Panggil Mbok Jum aja atau suruh Mang Cecep temenin kamu.

"Cih! Dasar istri kejam! Suaminya lagi sakit begini ditinggalin gitu aja." Sambil menggerutu, Chivar letakkan ponselnya ke atas nakas. "Si Webhi nggak tahu apa kalau surga istri ada di suami. Awas aja, nggak akan gue kasih izin masuk surga. Biar nanti pas mau masuk ditahan sama malaikat Izrail. Kamu nggak bisa masuk surga, soalnya suami kamu nggak kasih izin." Kemudian terkekeh geli saat mencerna ucapannya sendiri.

Menarik napas gusar, Chivar meringis saat mencoba membaringkan tubuh di kasur. Bukan hanya kaki, tangan yang dipakai untuk menahan tubuh saat jatuh tertimpa balok, mulai terasa sakit. "Eh, tapi ... emang yang jaga pintu surga Malaikat Izrail, ya?" katanya bingung sendiri. "Ah, masa bodohlah. Nanti aja gue tanyain ke Adam siapa yang jagain pintu surga."

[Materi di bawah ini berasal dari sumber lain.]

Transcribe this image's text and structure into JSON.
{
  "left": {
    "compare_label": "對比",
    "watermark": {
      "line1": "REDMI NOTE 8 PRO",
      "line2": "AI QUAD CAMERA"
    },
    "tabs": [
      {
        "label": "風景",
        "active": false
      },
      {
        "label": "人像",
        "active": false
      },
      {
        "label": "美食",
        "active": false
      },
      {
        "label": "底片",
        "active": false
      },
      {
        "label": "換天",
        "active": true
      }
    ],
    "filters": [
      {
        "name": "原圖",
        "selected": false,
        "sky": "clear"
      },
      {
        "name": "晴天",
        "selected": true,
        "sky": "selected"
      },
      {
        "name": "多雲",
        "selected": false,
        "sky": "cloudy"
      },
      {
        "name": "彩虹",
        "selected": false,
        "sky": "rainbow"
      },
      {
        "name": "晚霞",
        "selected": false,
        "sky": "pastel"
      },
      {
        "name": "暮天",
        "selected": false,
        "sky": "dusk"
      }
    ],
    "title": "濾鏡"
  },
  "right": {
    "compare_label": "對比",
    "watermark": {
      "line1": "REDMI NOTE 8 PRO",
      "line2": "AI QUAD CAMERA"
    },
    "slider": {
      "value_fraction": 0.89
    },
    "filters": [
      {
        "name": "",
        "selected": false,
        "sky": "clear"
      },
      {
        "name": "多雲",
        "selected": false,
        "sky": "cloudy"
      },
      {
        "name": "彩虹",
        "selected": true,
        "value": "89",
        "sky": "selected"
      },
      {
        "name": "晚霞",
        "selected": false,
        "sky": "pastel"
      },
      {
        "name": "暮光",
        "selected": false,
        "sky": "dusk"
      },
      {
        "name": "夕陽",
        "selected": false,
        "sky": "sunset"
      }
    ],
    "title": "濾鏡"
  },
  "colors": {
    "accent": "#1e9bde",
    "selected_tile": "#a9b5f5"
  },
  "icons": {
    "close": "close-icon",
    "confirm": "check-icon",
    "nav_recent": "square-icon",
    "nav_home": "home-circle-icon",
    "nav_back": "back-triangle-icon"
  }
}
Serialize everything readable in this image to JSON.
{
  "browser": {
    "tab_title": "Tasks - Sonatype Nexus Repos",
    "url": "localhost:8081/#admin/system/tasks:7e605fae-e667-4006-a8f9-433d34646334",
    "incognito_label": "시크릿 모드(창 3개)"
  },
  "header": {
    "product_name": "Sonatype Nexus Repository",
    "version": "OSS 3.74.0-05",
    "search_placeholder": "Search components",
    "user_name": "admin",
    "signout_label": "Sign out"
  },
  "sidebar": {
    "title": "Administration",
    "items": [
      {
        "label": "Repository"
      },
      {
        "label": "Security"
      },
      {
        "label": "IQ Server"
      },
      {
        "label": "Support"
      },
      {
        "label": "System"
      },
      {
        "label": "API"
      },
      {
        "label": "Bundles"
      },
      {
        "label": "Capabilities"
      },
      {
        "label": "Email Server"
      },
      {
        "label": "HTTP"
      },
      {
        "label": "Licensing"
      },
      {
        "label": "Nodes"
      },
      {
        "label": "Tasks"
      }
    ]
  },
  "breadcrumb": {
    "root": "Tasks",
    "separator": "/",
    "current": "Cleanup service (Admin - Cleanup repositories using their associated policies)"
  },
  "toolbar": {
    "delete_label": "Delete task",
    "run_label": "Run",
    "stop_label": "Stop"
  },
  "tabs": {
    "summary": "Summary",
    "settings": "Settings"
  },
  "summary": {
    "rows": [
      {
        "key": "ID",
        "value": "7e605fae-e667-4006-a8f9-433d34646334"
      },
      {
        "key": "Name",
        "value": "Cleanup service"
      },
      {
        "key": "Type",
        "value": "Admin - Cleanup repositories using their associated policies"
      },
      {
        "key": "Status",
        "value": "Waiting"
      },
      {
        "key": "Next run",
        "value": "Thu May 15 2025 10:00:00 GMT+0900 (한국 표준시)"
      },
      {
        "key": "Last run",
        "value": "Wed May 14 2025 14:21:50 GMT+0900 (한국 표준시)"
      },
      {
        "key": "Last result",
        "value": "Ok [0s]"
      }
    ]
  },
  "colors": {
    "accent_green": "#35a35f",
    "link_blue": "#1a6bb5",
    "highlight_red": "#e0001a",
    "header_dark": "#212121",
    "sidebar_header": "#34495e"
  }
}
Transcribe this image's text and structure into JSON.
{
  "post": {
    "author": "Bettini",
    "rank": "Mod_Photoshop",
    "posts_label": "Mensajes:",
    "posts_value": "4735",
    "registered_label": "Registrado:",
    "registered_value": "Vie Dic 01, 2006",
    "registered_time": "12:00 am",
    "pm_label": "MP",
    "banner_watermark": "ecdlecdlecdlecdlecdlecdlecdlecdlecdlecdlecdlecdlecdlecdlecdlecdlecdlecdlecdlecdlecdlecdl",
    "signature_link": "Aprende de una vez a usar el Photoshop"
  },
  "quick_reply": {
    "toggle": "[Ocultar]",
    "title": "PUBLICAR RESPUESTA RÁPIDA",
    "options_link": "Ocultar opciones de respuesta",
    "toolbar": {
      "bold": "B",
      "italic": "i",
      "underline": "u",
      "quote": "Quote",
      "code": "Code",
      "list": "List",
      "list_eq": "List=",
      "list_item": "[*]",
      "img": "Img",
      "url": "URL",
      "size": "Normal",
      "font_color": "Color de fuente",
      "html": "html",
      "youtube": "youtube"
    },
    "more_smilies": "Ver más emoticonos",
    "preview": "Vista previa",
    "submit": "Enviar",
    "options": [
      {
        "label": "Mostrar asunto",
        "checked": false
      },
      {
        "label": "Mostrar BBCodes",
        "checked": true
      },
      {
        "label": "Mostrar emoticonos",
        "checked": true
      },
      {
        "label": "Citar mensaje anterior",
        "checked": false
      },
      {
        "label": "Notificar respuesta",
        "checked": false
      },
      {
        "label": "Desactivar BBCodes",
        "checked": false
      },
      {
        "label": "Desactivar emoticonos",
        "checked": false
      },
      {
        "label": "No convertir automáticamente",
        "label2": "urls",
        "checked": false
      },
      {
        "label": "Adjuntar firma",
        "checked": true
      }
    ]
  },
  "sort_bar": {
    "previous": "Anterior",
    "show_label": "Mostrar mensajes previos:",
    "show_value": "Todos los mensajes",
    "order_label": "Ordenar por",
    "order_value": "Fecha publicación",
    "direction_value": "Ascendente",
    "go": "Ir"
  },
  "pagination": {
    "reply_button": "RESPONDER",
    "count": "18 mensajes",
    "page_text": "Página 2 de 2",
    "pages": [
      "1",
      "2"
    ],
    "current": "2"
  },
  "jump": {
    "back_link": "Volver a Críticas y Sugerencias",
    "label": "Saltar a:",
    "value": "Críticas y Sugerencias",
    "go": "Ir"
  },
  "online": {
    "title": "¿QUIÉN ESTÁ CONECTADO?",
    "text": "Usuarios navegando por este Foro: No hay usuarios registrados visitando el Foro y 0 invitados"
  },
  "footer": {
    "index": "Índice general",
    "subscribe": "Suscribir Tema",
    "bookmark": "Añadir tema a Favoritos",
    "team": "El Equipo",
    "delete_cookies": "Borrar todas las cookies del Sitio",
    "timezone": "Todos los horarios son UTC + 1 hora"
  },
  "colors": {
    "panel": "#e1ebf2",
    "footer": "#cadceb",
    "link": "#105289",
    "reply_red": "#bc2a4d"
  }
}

Webhi tega banget sih. Suami lagi sakit ditinggal gitu aja.

Gak apa-apa ya, Par. Nanti kita cari istri baru soleha yang suka ada di tipi tipi.

*hairline fracture diagnosa untuk pasien yang mengalami patah tulang gak parah. Atau cuma mengalami retak segaris rambut.